Even turned domestic pigeons into symbols of war.

 

Adults turned the symbol of peace into a symbol of war.

The rule of the world should be given to children,

Let the children tame the wild adults so that

The white doves do not blush.

2

Because he had grown old, a shepherd dog was abandoned.

He whimpered in front of a butcher’s shop in the city.

The butcher took pity on him

And threw him the head of a ram.

 

A few days later, the dog’s body was found nearby.

He had not eaten the ram’s head.

He had laid his own head upon it and died.

By the way—

That ram had been the old ram of the flock he once guarded.

 

The butcher became very moved.

His own old age came before his eyes.

His father was in a retirement home.

His son was in prison because of drug addiction.

3

The park was the resting place of the poor.

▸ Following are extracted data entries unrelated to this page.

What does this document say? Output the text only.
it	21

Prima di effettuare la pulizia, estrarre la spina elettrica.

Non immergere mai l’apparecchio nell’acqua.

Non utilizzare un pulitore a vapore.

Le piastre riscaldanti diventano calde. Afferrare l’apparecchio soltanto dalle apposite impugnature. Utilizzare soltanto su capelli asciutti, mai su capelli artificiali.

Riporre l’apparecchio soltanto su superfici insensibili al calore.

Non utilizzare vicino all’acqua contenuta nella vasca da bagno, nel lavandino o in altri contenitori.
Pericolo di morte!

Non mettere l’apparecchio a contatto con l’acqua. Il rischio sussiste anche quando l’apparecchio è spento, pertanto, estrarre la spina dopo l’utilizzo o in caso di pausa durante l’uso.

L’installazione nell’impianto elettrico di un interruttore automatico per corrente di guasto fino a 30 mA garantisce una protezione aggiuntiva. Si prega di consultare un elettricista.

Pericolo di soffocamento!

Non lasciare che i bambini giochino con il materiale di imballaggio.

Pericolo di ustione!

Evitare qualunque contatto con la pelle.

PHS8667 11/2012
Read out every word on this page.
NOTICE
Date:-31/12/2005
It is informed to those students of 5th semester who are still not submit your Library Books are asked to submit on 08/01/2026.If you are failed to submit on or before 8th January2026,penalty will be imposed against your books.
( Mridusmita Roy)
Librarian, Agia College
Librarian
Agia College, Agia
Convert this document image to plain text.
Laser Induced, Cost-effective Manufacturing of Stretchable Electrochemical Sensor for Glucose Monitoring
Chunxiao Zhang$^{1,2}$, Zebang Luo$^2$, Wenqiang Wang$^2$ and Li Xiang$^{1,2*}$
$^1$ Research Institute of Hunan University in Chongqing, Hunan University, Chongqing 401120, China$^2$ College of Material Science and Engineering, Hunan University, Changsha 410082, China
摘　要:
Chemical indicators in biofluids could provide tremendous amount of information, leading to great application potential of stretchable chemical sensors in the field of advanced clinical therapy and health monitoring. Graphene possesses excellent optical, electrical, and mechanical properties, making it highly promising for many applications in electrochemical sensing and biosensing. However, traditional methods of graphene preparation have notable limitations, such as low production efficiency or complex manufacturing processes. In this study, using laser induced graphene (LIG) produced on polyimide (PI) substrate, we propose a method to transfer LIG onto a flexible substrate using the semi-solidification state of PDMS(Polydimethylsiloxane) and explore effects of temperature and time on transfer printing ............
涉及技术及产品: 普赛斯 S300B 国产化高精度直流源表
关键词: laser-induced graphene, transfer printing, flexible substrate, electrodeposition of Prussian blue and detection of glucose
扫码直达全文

Pine trees were standing like a row of soldiers.

 

One day the oligarchs,

At the state level,

Occupied the park.

 

All the soldiers became martyrs.

And then…

 

What came next was even more terrible:

They sent those pines to the coffin workshop.

 

Now, in the place of those pines,

There is an expensive restaurant.

 

The poor, again,

Have taken shelter in those pines —

Pine trees make excellent coffins.

 

But the most terrible thing

Will be when the oligarchs occupy the cemetery.

There are also pine trees there —

Standing like irregular soldiers.

 

…This is our modern world’s regular.